Charley Jones - Analyst
I would like to just point out that for some of us who have watched this Company for six years, just to watch other people come in and talk about acquisitions, it's -- I think you guys have got to look really closely at how you're going to redeploy this cash. And I think more of it should go back to the shareholders.
Gary Maharaj
Right. I just want to emphasize, the reason I included in the word acquisition in there is to actually reassure people of exactly what you said.
Charley Jones - Analyst
Yes, I appreciate that.
Gary Maharaj
-- that we are not going to go willy-nilly, and --
Charley Jones - Analyst
But I mean, not even willy-nilly, like no more than $5 million to $10 million over the next five years. Let's just -- let's change the strategy.
Gary Maharaj
Right.
Charley Jones - Analyst
Okay.
Gary Maharaj
And to be clear, we have no acquisition targets now. It's not like --
Charley Jones - Analyst
Well, then, let's redeploy the cash. All right. Thanks a lot, guys.
Operator
That's all the time we have for questions today. I would like to turn the conference back to management for any closing remarks.
Gary Maharaj
Thank you. I appreciate everyone's participation today. Fiscal 2011 was a transformational year for the Company. We'll continue to build on that momentum in the first quarter of 2012. We do remain steadfast in our commitment to return SurModics to profitability and focus revenue growth in these core businesses.

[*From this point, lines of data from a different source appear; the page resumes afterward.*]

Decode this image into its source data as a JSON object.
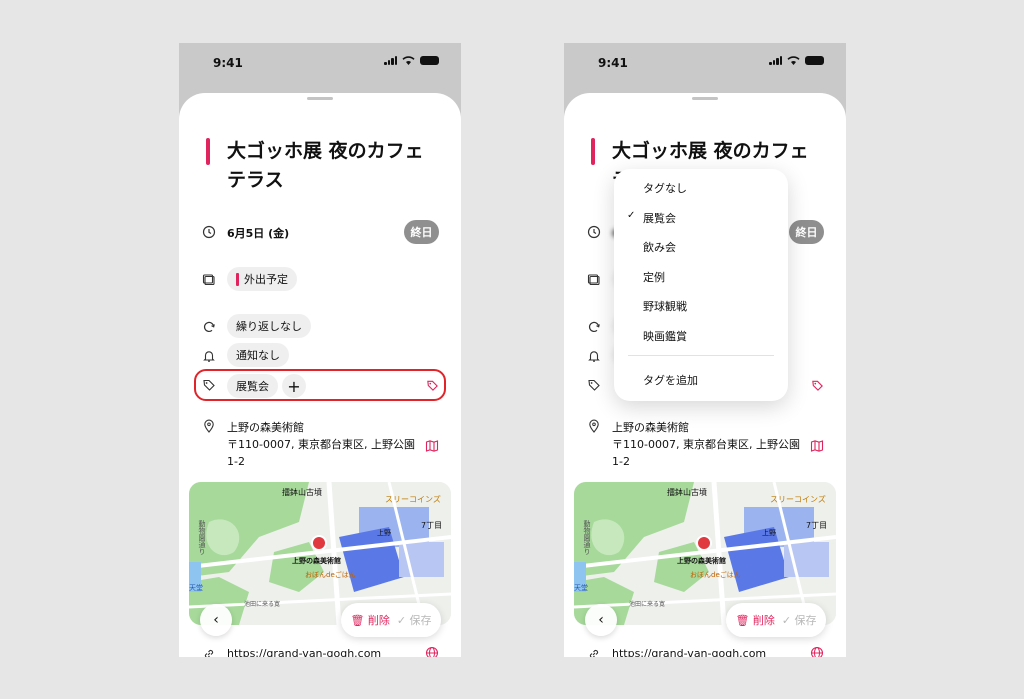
{
  "status_bar": {
    "time": "9:41"
  },
  "event": {
    "title": "大ゴッホ展 夜のカフェテラス",
    "date": "6月5日 (金)",
    "all_day": "終日",
    "calendar": "外出予定",
    "repeat": "繰り返しなし",
    "notification": "通知なし",
    "tag": "展覧会",
    "add_tag": "+",
    "location_name": "上野の森美術館",
    "location_address": "〒110-0007, 東京都台東区, 上野公園1-2",
    "url": "https://grand-van-gogh.com"
  },
  "map": {
    "labels": [
      "擂鉢山古墳",
      "スリーコインズ",
      "上野",
      "7丁目",
      "上野の森美術館",
      "おぼんdeごはん",
      "天堂",
      "池田に来る寛",
      "動物園通り"
    ]
  },
  "actions": {
    "delete": "削除",
    "save": "保存",
    "back": "‹"
  },
  "dropdown": {
    "items": [
      "タグなし",
      "展覧会",
      "飲み会",
      "定例",
      "野球観戦",
      "映画鑑賞"
    ],
    "selected": "展覧会",
    "check": "✓",
    "add_label": "タグを追加"
  },
  "colors": {
    "accent": "#e0245e",
    "highlight": "#e0242a"
  }
}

I will remind everyone as we enter year two of our transformation, we will refocus on driving profitable growth, cash flow in our high-margin core businesses, investing in R&D to drive organic growth, and then implementing and executing against a long-term strategic plan to set the path of the sustainable growth for these businesses.
I believe that we are well on the path to achieving our 2012 guidance but also to sustain our double-digit long-term growth. Thanks, everyone, for participating in this quarter's call, and we look forward to providing further updates on the next quarter's call. Thank you.
Operator
Thank you. Ladies and gentlemen, that does conclude our conference for today. Thank you for your participation. You may now disconnect.